Auteur : Antoine Faure - publié le
Temps de lecture: ≃5 min.
© GEND/SIRPA/F.GARCIA

Pour répondre rapidement et efficacement aux conséquences des intempéries survenues le 2 octobre, dans les Alpes-Maritimes, la gendarmerie nationale a déployé d’importants moyens. Témoignages de quelques acteurs, parmi tant d’autres, de cette gestion de crise exemplaire.

Dans la soirée et la nuit du vendredi 2 octobre, la tempête Alex s’est abattue sur le département des Alpes-Maritimes, provoquant des dégâts considérables dans les vallées de la Vésubie et de la Roya. Forte de son expérience en gestion de crise, la gendarmerie nationale a rapidement déployé un important dispositif opérationnel, afin de venir en aide aux populations sinistrées. 500 gendarmes ont été mobilisés chaque jour, dont une quinzaine de réservistes.

La gendarmerie a eu recours à de nombreux moyens spécialisés : le Centre de planification et de gestion de crise (CPGC), avec des cartographes SC2 (Système de cartographie de crise) pour modéliser le terrain, les hélicoptères des Forces aériennes de la gendarmerie (FAG), les Pelotons de gendarmerie de haute montagne (PGHM), les Brigades nautiques côtières (B.N.C.), armées de plongeurs, des équipes cynophiles, des télé-pilotes de drones, l’Institut de recherche criminelle de la gendarmerie nationale (IRCGN), ainsi que l’Office central de lutte contre les atteintes à l'environnement et à la santé publique (OCLAESP).

Le colonel Nasser Boualam, commandant le Groupement de gendarmerie départementale (GGD) des Alpes-Maritimes, en charge du dispositif gendarmerie, analyse la gestion de cette crise.

En quoi cette crise a-t-elle été exceptionnelle?

« Cette crise a été extraordinaire à trois égards. Sur le plan climatique tout d’abord, avec un épisode exceptionnel, par sa soudaineté et son intensité. Conséquences de la tempête Alex, il est tombé, en une journée, l’équivalent de trois mois de pluie dans la vallée de la Vésubie, et le vent violent, jusqu'à 160 km/h, a freiné l’écoulement des eaux fluviales dans la Méditerranée, créant des crues importantes.

Une crise extraordinaire, ensuite, par la mobilisation de tous les moyens de la gendarmerie, depuis la brigade territoriale jusqu'au CPGC, en passant par la gendarmerie mobile, la Gendarmerie des transports aériens (GTA) de Nice, les moyens des PGHM, les hélicoptères des FAG ou le Lab ADN de l'IRCGN.

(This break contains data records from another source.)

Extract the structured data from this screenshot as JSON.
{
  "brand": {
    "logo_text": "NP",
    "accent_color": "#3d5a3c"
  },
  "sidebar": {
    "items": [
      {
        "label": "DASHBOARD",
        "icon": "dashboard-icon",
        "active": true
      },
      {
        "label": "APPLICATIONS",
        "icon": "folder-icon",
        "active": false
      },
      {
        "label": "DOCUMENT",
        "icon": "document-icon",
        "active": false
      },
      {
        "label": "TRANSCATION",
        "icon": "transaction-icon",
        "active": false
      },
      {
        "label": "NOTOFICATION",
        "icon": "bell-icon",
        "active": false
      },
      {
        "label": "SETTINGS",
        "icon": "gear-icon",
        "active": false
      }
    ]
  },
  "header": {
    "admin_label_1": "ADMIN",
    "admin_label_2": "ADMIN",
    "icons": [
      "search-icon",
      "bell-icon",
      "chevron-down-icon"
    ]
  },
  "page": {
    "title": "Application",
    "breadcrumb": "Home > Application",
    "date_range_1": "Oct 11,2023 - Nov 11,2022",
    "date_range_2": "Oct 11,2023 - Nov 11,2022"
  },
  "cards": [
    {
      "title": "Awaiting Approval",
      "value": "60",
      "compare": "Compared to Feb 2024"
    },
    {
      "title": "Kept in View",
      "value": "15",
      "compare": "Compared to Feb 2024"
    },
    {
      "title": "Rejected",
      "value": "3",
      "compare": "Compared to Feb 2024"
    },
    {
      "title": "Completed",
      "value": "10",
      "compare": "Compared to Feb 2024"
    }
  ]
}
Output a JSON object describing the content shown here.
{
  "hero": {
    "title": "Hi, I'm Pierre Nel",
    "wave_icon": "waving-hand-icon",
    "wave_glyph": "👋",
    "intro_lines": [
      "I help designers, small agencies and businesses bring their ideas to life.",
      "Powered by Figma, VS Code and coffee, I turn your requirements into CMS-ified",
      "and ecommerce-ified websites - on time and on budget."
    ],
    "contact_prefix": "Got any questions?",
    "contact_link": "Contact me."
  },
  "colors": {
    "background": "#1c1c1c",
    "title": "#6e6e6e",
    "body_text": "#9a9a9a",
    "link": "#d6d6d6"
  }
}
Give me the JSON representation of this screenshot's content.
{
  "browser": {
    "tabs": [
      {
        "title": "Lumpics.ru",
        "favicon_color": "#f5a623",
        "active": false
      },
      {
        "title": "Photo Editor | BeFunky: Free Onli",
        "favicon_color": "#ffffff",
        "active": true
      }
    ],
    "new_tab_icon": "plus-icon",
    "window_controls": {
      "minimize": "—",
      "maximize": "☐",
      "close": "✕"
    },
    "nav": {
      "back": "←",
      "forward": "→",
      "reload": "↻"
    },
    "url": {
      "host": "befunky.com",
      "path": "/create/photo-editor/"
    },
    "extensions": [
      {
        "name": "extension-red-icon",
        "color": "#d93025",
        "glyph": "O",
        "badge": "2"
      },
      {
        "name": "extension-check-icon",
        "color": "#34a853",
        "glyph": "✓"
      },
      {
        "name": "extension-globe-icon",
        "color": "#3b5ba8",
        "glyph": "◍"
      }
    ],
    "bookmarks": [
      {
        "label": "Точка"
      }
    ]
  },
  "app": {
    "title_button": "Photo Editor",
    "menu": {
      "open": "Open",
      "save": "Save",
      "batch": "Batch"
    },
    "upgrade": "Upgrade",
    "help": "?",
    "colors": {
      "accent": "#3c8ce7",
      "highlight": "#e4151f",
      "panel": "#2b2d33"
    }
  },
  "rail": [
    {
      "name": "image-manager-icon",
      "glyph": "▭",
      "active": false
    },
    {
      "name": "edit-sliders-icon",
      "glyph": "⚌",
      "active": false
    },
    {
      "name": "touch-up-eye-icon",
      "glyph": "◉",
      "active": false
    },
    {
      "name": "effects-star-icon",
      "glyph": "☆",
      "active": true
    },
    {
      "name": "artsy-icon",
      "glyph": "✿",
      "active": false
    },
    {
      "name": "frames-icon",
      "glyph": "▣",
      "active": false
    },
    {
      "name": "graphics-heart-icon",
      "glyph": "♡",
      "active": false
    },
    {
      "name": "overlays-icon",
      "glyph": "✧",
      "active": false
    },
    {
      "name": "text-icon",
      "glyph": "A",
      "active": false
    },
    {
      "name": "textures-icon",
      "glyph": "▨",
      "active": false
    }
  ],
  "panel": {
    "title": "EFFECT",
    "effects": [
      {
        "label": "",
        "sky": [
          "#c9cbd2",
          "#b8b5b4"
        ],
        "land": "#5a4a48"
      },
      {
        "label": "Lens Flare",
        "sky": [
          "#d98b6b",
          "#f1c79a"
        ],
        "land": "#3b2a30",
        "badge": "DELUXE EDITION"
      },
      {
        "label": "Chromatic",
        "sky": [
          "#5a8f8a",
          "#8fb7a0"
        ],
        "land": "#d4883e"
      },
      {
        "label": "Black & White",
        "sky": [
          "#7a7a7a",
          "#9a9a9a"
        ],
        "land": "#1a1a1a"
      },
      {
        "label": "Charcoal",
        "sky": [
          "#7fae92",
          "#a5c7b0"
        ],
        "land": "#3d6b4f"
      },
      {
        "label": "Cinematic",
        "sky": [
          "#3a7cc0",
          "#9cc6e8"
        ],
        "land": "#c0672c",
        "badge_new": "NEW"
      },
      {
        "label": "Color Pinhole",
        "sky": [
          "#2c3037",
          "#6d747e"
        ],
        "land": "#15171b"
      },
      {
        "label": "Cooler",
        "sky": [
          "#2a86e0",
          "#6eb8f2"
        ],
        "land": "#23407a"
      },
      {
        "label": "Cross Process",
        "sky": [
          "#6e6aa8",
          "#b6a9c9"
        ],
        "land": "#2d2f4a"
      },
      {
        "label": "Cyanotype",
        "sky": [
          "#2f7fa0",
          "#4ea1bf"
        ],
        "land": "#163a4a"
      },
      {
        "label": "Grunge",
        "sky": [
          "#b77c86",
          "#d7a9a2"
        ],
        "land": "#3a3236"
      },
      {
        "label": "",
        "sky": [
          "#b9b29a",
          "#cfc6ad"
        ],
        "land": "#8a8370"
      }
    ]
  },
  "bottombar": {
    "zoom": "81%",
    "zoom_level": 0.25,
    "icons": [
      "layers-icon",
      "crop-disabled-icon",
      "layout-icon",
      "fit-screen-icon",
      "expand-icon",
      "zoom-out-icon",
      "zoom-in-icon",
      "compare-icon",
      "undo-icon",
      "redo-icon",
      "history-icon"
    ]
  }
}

Extraordinaire, enfin, tant par la solidarité démontrée, à tous les niveaux, à l'égard de la population sinistrée, des collègues pompiers disparus et de la brigade de Saint-Martin-Vésubie, emportée par les eaux, que par les actes héroïques des gendarmes dans les territoires, à Tende ou à Saint-Martin-Vésubie par exemple. »

Comment a été organisé le dispositif et quels ont été les types de mission sur le terrain?

« Sous l'autorité du Préfet des Alpes-Maritimes et le commandement du groupement, le dispositif gendarmerie a été articulé à trois niveaux : un P.C. opératif intégré à la caserne Ausseur, à Nice, et deux P.C. tactiques avancés, implantés dans les deux vallées les plus impactées. En complément, il a fallu reconstituer des postes provisoires à Saint-Martin-Vésubie, où la brigade a été détruite, et à Tende, où elle était coupée du monde. Grâce au soutien des collectivités locales, nous avons pu disposer de locaux provisoires au sein du Musée des merveilles, à Tende, et de la Maison du parc du Mercantour, à Saint-Martin-Vésubie.

Il y a eu trois types de mission sur le terrain.

D’abord, le secours aux personnes, avec l'emploi en particulier des moyens des PGHM et de l'Unité de coordination technique montagne (UCTM), des FAG et des Brigades nautiques côtières (BNC) de la région. Il est important de noter que cette crise a vu se déployer le plus important pont aérien de ces dix dernières années, avec près de 25 hélicoptères des armées, de la gendarmerie, de la sécurité civile et du secteur privé. Progressivement, cette mission a basculé vers une mission de découverte des corps.

Ensuite, la sécurisation des mobilités et des territoires : d'une part, gestion des flux avec de fortes contraintes d'axes bloqués et d'ouvrages d'art détruits, la sécurisation des approvisionnements et l'escorte des convois du Génie ; d'autre part, la prévention des vols et cambriolages, avec des patrouilles anti-pillages dans les nombreux quartiers abandonnés à la hâte par la population sinistrée.

Enfin, le volet enquête, avec une double articulation : une cellule de huit gendarmes des Brigades de recherches (B.R.) du département, appuyée par la Section de recherches (S.R.) de Marseille et l'OCLAESP, dédiée aux disparitions inquiétantes de personnes, et une cellule de 22 experts de l'IRCGN, appuyée par le Lab mobile ADN, en charge de la délicate mission d'identification des corps. Cette dernière mission étant rendue d'autant plus ardue que les intempéries avaient dispersé sur le terrain près de 300 tombes des cimetières des vallées. »

Quels ont été les points clés dans la gestion de cette crise?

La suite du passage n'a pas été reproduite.